The business respondents rated communications as the greatest area of deficiency. More than a quarter of graduates with 4-year degrees are rated as “deficient” in their ability to write and understand written material. That finding is not surprising, given the results of last year’s National Assessment of Adult Literacy, which concluded that literacy among college graduates was shockingly low – and falling.

When asked to name the most important skills for new workers to have, business leaders said that those same communication skills were the most important. Nearly 90 percent of the respondents said that those skills were “very important.” (Understanding math was said to be “very important” to 64 percent, science was “very important” to 33 percent, and smaller percentages listing foreign languages, government/economics, history/geography, and humanities/arts.)

Most jobs don’t call for deep academic background. Employers, for the most part, are looking for people who are readily trainable and can work with others. Good language skills are of the greatest importance in that respect, but many graduates entering the workforce are weak there.

How can it be that people who have gone through their K-12 years and then at least two to six years of college could be “deficient” in the use of English? The problem starts early in our educational system. Reading and writing have been degraded in many schools. Try asking a teacher how much time is spent on diagramming sentences and you’re apt to get a blank stare. Tests don’t often include essays because grading them takes much more time than running a True-False test through a scanner. Careful reading of books has been replaced to a great extent by videos; papers have been replaced with artsy projects. It’s little wonder that many incoming college students have an aversion to the sort of work that builds reading and writing skills.

Ask a student or teacher what his/her reading rate is, and you'll get a blank stare. Yet ask a student who has taken the ACT, SAT, LSAT, MSAT or GMAT test what their biggest challenge was, and they'll most likely tell you "having enough time to finish the test". Indeed, many students lose points on these tests, not because of incorrect answers, but because they didn't have time to answer all of the questions (thus 'guaranteeing' an incorrect mark).

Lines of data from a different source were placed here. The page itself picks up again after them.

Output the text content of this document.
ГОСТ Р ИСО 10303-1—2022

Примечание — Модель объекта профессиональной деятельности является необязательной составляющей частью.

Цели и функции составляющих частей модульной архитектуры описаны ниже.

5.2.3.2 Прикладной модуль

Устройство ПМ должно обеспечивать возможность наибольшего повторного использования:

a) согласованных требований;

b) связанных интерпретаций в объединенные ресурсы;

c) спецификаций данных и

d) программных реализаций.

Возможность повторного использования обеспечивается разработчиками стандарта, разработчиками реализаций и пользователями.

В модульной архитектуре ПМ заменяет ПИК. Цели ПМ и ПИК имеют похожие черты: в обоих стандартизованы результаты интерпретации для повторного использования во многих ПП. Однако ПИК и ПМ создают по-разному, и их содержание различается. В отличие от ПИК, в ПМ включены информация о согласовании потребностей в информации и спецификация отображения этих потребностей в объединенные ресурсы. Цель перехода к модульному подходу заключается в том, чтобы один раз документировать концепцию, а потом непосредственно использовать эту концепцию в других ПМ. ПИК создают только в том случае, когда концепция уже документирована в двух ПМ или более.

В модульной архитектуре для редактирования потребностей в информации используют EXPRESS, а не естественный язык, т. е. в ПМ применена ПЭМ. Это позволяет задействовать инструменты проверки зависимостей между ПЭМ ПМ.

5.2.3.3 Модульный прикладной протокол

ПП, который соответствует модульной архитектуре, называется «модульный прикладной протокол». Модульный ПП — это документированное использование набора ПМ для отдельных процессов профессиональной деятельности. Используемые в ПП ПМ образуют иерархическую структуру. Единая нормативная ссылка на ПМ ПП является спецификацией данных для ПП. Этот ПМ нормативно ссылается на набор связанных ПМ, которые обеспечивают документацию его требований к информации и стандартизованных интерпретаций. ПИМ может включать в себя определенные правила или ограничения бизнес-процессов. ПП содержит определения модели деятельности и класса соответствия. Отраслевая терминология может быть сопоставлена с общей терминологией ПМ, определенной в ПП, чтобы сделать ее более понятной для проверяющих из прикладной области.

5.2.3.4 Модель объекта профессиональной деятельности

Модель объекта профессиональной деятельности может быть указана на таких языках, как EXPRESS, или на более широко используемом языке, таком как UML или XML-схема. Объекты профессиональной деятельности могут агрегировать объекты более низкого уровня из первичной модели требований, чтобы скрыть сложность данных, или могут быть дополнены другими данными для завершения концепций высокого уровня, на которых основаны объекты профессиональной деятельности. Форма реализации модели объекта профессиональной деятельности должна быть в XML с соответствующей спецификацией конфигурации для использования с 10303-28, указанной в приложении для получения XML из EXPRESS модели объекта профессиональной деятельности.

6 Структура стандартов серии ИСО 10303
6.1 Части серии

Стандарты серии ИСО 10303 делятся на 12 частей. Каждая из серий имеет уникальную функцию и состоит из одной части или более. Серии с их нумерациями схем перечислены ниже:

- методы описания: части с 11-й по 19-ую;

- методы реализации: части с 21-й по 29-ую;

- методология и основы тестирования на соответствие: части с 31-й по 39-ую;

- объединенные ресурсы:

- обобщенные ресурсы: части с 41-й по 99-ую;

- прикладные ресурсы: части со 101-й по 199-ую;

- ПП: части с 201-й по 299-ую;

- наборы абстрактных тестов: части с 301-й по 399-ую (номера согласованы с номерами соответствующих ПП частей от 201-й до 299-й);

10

So, if we've tried giving students twice as many years (as their overseas counterparts) to get a bachelors degree, and tried spending more money on these degrees than any other country, apparently with little success, is there a solution? With the tightening of the economy, a number of institutions are considering the 3-year bachelors degree model. Workable? I suppose only if you apply a very strict policy of "fail once and you're history", otherwise it will be a case of plan for 3 years and hope you do it in 6. Seems to me that we'd better look at the re-prioritization of reading and writing skills?